Ms. X was carried off to a far away place when she was eighteen. She drove outside town to a gas station, nearly lost in the cornfields. The wreck was not set so close to a place where people might be. The building and pumps composed a backdrop barely visible and here she stood beside the smashed car. It was so isolated here, by itself, as if forgotten. Alone, she inspected the tomb, looking for blood or some kind of sign. The wind buffeted her ears and sent her hair into a turbulent frolic. She found what she was looking for on the southern edge of the steering wheel, a bit of scalp with a clump of pretty white-blond hair. She pulled the tuft off and put it into her purse.

Back inside school, it was 4th period painting. She asked the students if they had seen the wrecked car and if it weren’t, in their opinion, painted.

“Yes,” several said and they paused as if they wanted to say more but couldn’t yet give form to their thoughts.
Ms. X persisted, as usual, without wondering how real she could be in this situation.
“What kind of a tactless idiot would desecrate the place of the newly dead?
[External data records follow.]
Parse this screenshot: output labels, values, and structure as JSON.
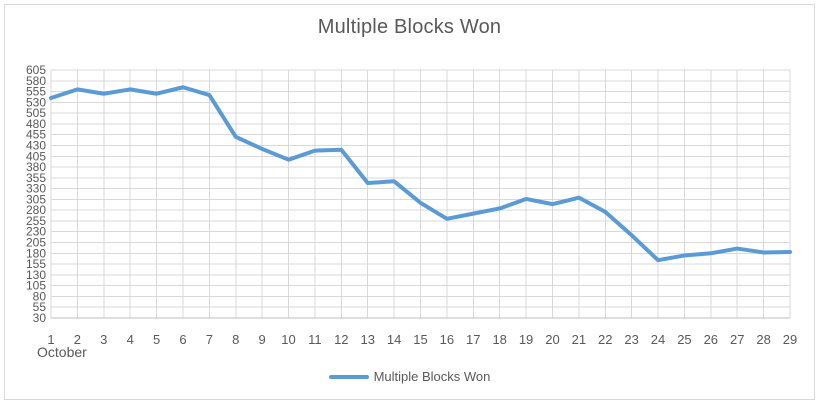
{
  "chart_data": {
    "type": "line",
    "title": "Multiple Blocks Won",
    "x_axis_group_label": "October",
    "categories": [
      "1",
      "2",
      "3",
      "4",
      "5",
      "6",
      "7",
      "8",
      "9",
      "10",
      "11",
      "12",
      "13",
      "14",
      "15",
      "16",
      "17",
      "18",
      "19",
      "20",
      "21",
      "22",
      "23",
      "24",
      "25",
      "26",
      "27",
      "28",
      "29"
    ],
    "series": [
      {
        "name": "Multiple Blocks Won",
        "values": [
          540,
          560,
          550,
          560,
          550,
          565,
          547,
          450,
          422,
          397,
          418,
          420,
          343,
          347,
          297,
          260,
          272,
          284,
          306,
          294,
          309,
          276,
          222,
          164,
          175,
          180,
          191,
          182,
          183
        ]
      }
    ],
    "y_ticks": [
      605,
      580,
      555,
      530,
      505,
      480,
      455,
      430,
      405,
      380,
      355,
      330,
      305,
      280,
      255,
      230,
      205,
      180,
      155,
      130,
      105,
      80,
      55,
      30
    ],
    "ylim": [
      30,
      605
    ],
    "y_tick_step": 25,
    "grid": true,
    "legend_position": "bottom",
    "colors": {
      "line": "#5B9BD5",
      "grid": "#D9D9D9",
      "axis": "#BFBFBF",
      "tick_text": "#595959",
      "title_text": "#595959",
      "border": "#D9D9D9"
    }
  }
}
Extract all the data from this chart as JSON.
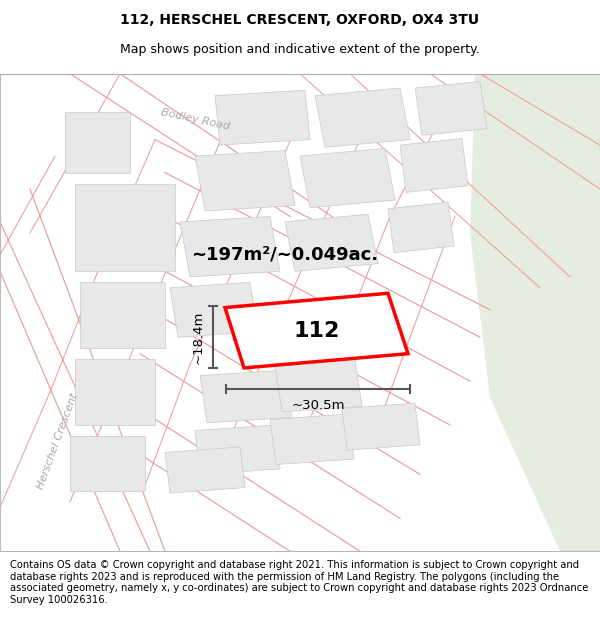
{
  "title_line1": "112, HERSCHEL CRESCENT, OXFORD, OX4 3TU",
  "title_line2": "Map shows position and indicative extent of the property.",
  "area_label": "~197m²/~0.049ac.",
  "plot_number": "112",
  "width_label": "~30.5m",
  "height_label": "~18.4m",
  "footer_text": "Contains OS data © Crown copyright and database right 2021. This information is subject to Crown copyright and database rights 2023 and is reproduced with the permission of HM Land Registry. The polygons (including the associated geometry, namely x, y co-ordinates) are subject to Crown copyright and database rights 2023 Ordnance Survey 100026316.",
  "map_bg": "#ffffff",
  "building_fill": "#e8e8e8",
  "building_outline": "#c8c8c8",
  "plot_outline_color": "#ff0000",
  "road_line_color": "#f0a0a0",
  "dim_line_color": "#555555",
  "street_label_color": "#aaaaaa",
  "green_area_color": "#e4ede0",
  "title_fontsize": 10,
  "subtitle_fontsize": 9,
  "area_fontsize": 13,
  "plot_num_fontsize": 16,
  "dim_fontsize": 9.5,
  "street_fontsize": 8,
  "footer_fontsize": 7.2
}
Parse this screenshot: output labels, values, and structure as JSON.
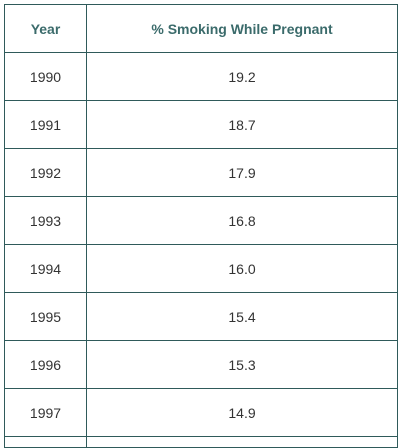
{
  "table": {
    "headers": [
      "Year",
      "% Smoking While Pregnant"
    ],
    "rows": [
      [
        "1990",
        "19.2"
      ],
      [
        "1991",
        "18.7"
      ],
      [
        "1992",
        "17.9"
      ],
      [
        "1993",
        "16.8"
      ],
      [
        "1994",
        "16.0"
      ],
      [
        "1995",
        "15.4"
      ],
      [
        "1996",
        "15.3"
      ],
      [
        "1997",
        "14.9"
      ]
    ]
  },
  "colors": {
    "border": "#2f5a5a",
    "header_text": "#3b6b6b",
    "cell_text": "#333333"
  }
}
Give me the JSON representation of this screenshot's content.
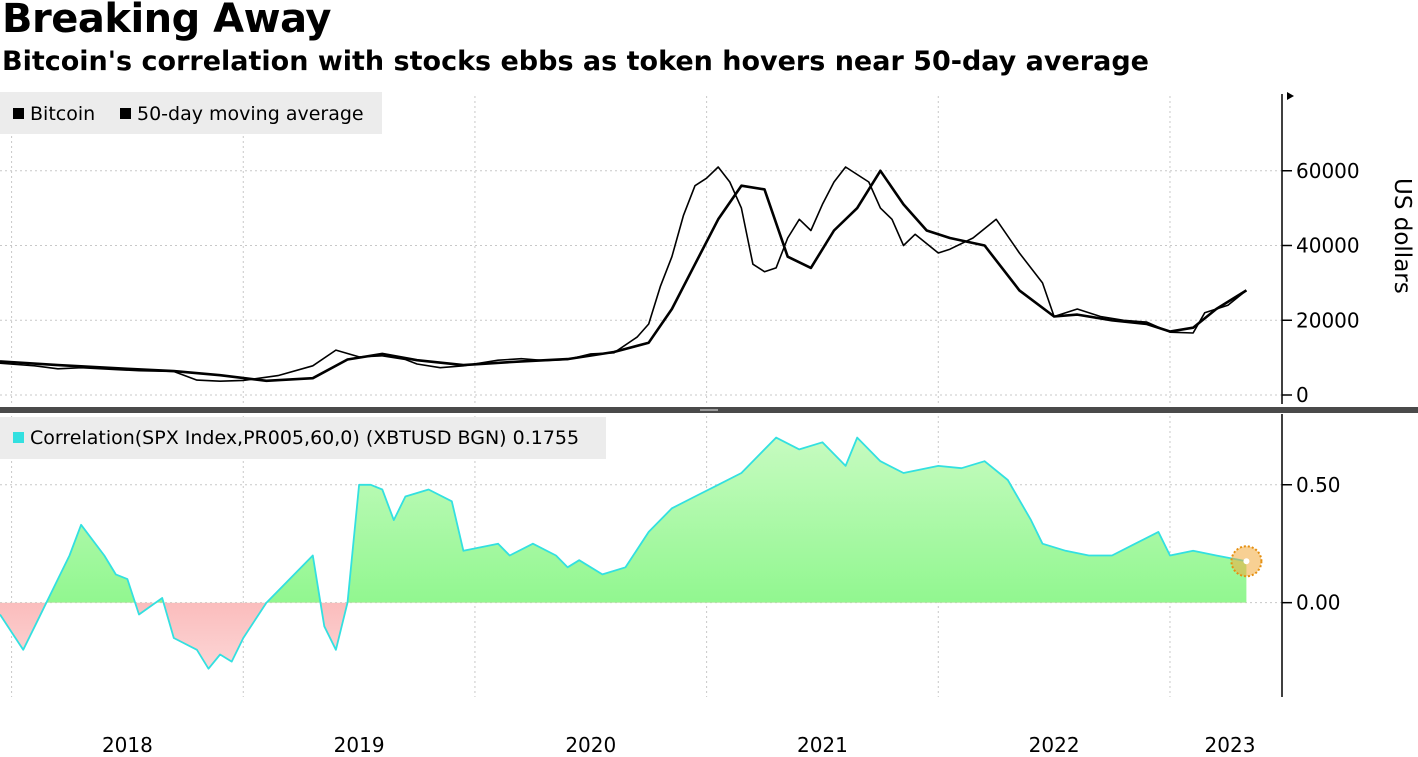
{
  "title": "Breaking Away",
  "subtitle": "Bitcoin's correlation with stocks ebbs as token hovers near 50-day average",
  "colors": {
    "price_line": "#000000",
    "average_line": "#000000",
    "positive_fill": "#7cf57c",
    "negative_fill": "#f77c7c",
    "correlation_line": "#33e0e0",
    "marker": "#f2a93a"
  },
  "chart_data": [
    {
      "type": "line",
      "legend": [
        "Bitcoin",
        "50-day moving average"
      ],
      "legend_placement": "top-left",
      "ylabel": "US dollars",
      "ylim": [
        -1000,
        80000
      ],
      "yticks": [
        "60000",
        "40000",
        "20000",
        "0"
      ],
      "grid": true,
      "series": [
        {
          "name": "Bitcoin",
          "x": [
            2017.95,
            2018.1,
            2018.2,
            2018.3,
            2018.45,
            2018.55,
            2018.7,
            2018.8,
            2018.9,
            2019.0,
            2019.15,
            2019.3,
            2019.4,
            2019.5,
            2019.6,
            2019.7,
            2019.75,
            2019.85,
            2019.95,
            2020.1,
            2020.2,
            2020.3,
            2020.4,
            2020.5,
            2020.6,
            2020.7,
            2020.75,
            2020.8,
            2020.85,
            2020.9,
            2020.95,
            2021.0,
            2021.05,
            2021.1,
            2021.15,
            2021.2,
            2021.25,
            2021.3,
            2021.35,
            2021.4,
            2021.45,
            2021.5,
            2021.55,
            2021.6,
            2021.7,
            2021.75,
            2021.8,
            2021.85,
            2021.9,
            2022.0,
            2022.05,
            2022.15,
            2022.25,
            2022.35,
            2022.45,
            2022.5,
            2022.6,
            2022.7,
            2022.8,
            2022.9,
            2023.0,
            2023.1,
            2023.15,
            2023.25,
            2023.33
          ],
          "y": [
            8500,
            7800,
            7000,
            7300,
            6800,
            6500,
            6300,
            4000,
            3700,
            3900,
            5200,
            7800,
            12000,
            10200,
            10500,
            9500,
            8300,
            7300,
            7800,
            9300,
            9700,
            9200,
            9500,
            11000,
            11300,
            15500,
            19000,
            29000,
            37000,
            48000,
            56000,
            58000,
            61000,
            57000,
            50000,
            35000,
            33000,
            34000,
            42000,
            47000,
            44000,
            51000,
            57000,
            61000,
            57000,
            50000,
            47000,
            40000,
            43000,
            38000,
            39000,
            42000,
            47000,
            38000,
            30000,
            21000,
            23000,
            21000,
            20000,
            19500,
            16800,
            16600,
            22000,
            24000,
            28000
          ]
        },
        {
          "name": "50-day moving average",
          "x": [
            2017.95,
            2018.2,
            2018.5,
            2018.7,
            2018.9,
            2019.1,
            2019.3,
            2019.45,
            2019.6,
            2019.75,
            2019.95,
            2020.2,
            2020.4,
            2020.6,
            2020.75,
            2020.85,
            2020.95,
            2021.05,
            2021.15,
            2021.25,
            2021.35,
            2021.45,
            2021.55,
            2021.65,
            2021.75,
            2021.85,
            2021.95,
            2022.05,
            2022.2,
            2022.35,
            2022.5,
            2022.6,
            2022.75,
            2022.9,
            2023.0,
            2023.1,
            2023.2,
            2023.33
          ],
          "y": [
            9000,
            8000,
            7000,
            6400,
            5300,
            3800,
            4500,
            9500,
            11000,
            9300,
            8000,
            9000,
            9600,
            11500,
            14000,
            23000,
            35000,
            47000,
            56000,
            55000,
            37000,
            34000,
            44000,
            50000,
            60000,
            51000,
            44000,
            42000,
            40000,
            28000,
            21000,
            21500,
            20000,
            19000,
            17000,
            18000,
            23000,
            28000
          ]
        }
      ]
    },
    {
      "type": "area",
      "legend": [
        "Correlation(SPX Index,PR005,60,0) (XBTUSD BGN) 0.1755"
      ],
      "legend_placement": "top-left",
      "ylim": [
        -0.4,
        0.8
      ],
      "yticks": [
        "0.50",
        "0.00"
      ],
      "grid": true,
      "series": [
        {
          "name": "Correlation(SPX Index,PR005,60,0) (XBTUSD BGN) 0.1755",
          "x": [
            2017.95,
            2018.05,
            2018.1,
            2018.2,
            2018.25,
            2018.3,
            2018.4,
            2018.45,
            2018.5,
            2018.55,
            2018.65,
            2018.7,
            2018.8,
            2018.85,
            2018.9,
            2018.95,
            2019.0,
            2019.1,
            2019.2,
            2019.3,
            2019.35,
            2019.4,
            2019.45,
            2019.5,
            2019.55,
            2019.6,
            2019.65,
            2019.7,
            2019.8,
            2019.9,
            2019.95,
            2020.1,
            2020.15,
            2020.25,
            2020.35,
            2020.4,
            2020.45,
            2020.55,
            2020.65,
            2020.75,
            2020.85,
            2020.95,
            2021.05,
            2021.15,
            2021.2,
            2021.3,
            2021.4,
            2021.5,
            2021.6,
            2021.65,
            2021.75,
            2021.85,
            2022.0,
            2022.1,
            2022.2,
            2022.3,
            2022.4,
            2022.45,
            2022.55,
            2022.65,
            2022.75,
            2022.85,
            2022.95,
            2023.0,
            2023.1,
            2023.2,
            2023.33
          ],
          "y": [
            -0.05,
            -0.2,
            -0.1,
            0.1,
            0.2,
            0.33,
            0.2,
            0.12,
            0.1,
            -0.05,
            0.02,
            -0.15,
            -0.2,
            -0.28,
            -0.22,
            -0.25,
            -0.15,
            0.0,
            0.1,
            0.2,
            -0.1,
            -0.2,
            0.0,
            0.5,
            0.5,
            0.48,
            0.35,
            0.45,
            0.48,
            0.43,
            0.22,
            0.25,
            0.2,
            0.25,
            0.2,
            0.15,
            0.18,
            0.12,
            0.15,
            0.3,
            0.4,
            0.45,
            0.5,
            0.55,
            0.6,
            0.7,
            0.65,
            0.68,
            0.58,
            0.7,
            0.6,
            0.55,
            0.58,
            0.57,
            0.6,
            0.52,
            0.35,
            0.25,
            0.22,
            0.2,
            0.2,
            0.25,
            0.3,
            0.2,
            0.22,
            0.2,
            0.1755
          ]
        }
      ]
    }
  ],
  "xaxis": {
    "ticks": [
      "2018",
      "2019",
      "2020",
      "2021",
      "2022",
      "2023"
    ],
    "range": [
      2017.95,
      2023.38
    ]
  }
}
It’s like pissing on a casket.”
As usual, she was met with frozen, wide eyes, and silence and it dawned on her that perhaps their Art Teacher had done it, or maybe it was a class project. Thinking quickly, she tried to diffuse the situation.
“Class, there was an artist named Serrano. He photographed a plastic crucifix in a jar of his own urine and showed it at a gallery in Washington DC. Piss Christ, it was called. He received death threats and hate mail, and lost grant money due to the controversy it caused. His photograph was kind of popular, though, and it traveled around the world. Finally, the piece was destroyed by Christian protestors while on exhibit in France. This happened a number of years ago, before you were born. Yea, Piss Christ it was called.”